А она потерянно переводила взгляд с одного на другого, в ее глазах стояли слезы.
- Руки! – качнул на Ворона ружьем один из охранников.
Ворон помедлил, потом вдруг широко улыбнулся, бросил палку и поднял руки. Его связали.
- Боже мой, - прошептала Ива, - это я виновата.
Она подбежала к Аскалону:
- Пожалуйста, отпустите его.
Аскалон посмотрел на нее и ничего не ответил.
- Аскалон, я прошу вас. Конечно, он заслужил наказание, но он ведь уже получил свое! – она не понимала, что говорит.
- Ива, не надо, - сказал Ворон.
Аскалон бросил на него тяжелый взгляд и махнул охранникам – Ворона увели.
- Ну как же так! – Ива была в отчаянии. – Неужели он опять… Аскалон, пожалуйста, я прошу вас об одолжении. Разве вы не сделаете для меня такую малость?
Аскалон шагнул к двери, она схватила его за рукав:
- Ну, что вам стоит?
- Ива, - слова давались ему с трудом, - я не могу.
- Ну, поймите, я же до конца дней себе не прощу. Если бы вам пришлось жить с такой ношей на сердце! Я же прошу не за него, а за себя.

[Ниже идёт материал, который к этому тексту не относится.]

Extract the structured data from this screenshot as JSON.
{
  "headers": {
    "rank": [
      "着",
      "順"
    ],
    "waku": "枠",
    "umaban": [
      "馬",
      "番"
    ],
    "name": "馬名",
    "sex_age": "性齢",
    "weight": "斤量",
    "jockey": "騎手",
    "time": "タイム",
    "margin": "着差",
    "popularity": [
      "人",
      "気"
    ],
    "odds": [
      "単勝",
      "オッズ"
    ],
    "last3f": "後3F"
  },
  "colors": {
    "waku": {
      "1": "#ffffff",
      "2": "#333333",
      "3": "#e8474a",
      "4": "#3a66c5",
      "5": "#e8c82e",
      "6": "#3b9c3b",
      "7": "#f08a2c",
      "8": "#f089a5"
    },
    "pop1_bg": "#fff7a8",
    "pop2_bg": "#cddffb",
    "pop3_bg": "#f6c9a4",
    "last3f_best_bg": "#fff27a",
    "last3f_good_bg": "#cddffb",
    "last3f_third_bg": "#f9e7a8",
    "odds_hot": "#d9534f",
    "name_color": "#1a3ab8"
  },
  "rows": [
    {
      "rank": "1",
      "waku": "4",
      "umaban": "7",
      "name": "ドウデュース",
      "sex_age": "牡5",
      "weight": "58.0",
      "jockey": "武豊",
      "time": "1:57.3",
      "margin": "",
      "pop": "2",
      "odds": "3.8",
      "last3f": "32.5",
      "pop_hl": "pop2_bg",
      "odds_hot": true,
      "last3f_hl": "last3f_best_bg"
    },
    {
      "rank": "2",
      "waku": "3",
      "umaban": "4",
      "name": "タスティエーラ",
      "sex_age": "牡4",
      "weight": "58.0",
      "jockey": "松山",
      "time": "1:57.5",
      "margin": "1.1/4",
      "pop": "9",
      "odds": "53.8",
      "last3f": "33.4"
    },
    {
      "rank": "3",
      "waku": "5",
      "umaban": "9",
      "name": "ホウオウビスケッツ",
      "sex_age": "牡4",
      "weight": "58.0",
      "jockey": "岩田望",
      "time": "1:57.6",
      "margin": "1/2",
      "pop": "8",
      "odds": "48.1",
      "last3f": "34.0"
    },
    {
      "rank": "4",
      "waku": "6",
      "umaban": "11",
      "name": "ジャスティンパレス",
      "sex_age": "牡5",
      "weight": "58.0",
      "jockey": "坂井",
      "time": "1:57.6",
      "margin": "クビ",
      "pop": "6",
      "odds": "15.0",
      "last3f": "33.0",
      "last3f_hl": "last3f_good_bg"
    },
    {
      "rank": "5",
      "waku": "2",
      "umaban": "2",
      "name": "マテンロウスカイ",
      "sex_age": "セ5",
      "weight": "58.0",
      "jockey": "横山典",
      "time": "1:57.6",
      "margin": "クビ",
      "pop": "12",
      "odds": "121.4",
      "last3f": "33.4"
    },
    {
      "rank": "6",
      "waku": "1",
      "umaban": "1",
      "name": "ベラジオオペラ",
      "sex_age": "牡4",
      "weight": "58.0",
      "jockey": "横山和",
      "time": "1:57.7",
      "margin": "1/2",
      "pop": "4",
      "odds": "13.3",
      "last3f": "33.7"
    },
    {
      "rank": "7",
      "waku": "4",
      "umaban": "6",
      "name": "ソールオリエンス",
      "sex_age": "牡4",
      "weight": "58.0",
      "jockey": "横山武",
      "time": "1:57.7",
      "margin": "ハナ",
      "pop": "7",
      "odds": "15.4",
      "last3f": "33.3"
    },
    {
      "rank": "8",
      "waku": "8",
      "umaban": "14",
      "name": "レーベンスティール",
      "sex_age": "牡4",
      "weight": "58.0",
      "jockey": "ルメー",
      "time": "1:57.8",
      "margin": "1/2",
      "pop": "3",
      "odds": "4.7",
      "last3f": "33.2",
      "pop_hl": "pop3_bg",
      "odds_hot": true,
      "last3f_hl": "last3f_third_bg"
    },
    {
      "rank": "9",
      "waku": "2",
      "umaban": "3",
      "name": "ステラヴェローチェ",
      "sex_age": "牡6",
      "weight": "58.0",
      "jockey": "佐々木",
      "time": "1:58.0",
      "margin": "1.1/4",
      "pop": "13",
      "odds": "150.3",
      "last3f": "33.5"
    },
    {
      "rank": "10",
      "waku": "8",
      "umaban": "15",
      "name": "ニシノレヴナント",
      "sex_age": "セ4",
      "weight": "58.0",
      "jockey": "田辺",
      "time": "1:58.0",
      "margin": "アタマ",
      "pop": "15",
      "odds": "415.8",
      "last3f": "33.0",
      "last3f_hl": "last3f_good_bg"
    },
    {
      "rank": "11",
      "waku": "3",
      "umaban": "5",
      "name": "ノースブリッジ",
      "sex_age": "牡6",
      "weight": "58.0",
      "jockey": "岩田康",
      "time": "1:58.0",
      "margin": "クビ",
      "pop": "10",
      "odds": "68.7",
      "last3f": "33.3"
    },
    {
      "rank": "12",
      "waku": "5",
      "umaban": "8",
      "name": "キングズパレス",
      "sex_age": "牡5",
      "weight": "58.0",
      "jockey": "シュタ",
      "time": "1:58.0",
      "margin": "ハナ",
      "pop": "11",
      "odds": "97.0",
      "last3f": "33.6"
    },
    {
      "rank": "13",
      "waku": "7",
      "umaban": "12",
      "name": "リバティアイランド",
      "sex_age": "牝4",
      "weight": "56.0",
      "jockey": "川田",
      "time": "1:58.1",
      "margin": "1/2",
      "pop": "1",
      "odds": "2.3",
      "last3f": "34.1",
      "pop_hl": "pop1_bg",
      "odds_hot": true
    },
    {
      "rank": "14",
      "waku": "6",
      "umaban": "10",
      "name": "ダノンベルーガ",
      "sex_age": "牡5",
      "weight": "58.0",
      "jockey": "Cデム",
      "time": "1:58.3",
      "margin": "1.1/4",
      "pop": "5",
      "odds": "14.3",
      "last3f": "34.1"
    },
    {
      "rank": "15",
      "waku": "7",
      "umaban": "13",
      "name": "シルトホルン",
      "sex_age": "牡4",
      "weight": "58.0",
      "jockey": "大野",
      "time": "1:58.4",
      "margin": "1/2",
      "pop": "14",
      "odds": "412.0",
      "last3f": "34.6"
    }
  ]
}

- Я не могу, - повторил Аскалон тверже. В груди его что-то рвалось, а в голове был туман.
- Вы слишком далеко зашли в своей мести, - сказала она с тихим отчаянием.
- Дело не в мести, - ответил Аскалон. – Вы не понимаете.
Она устремила на него последний, полный надежды взгляд.
- Я не могу, - выдохнул он.
Взгляд потух.
- Не приходите ко мне больше, - прошептала она и отступила.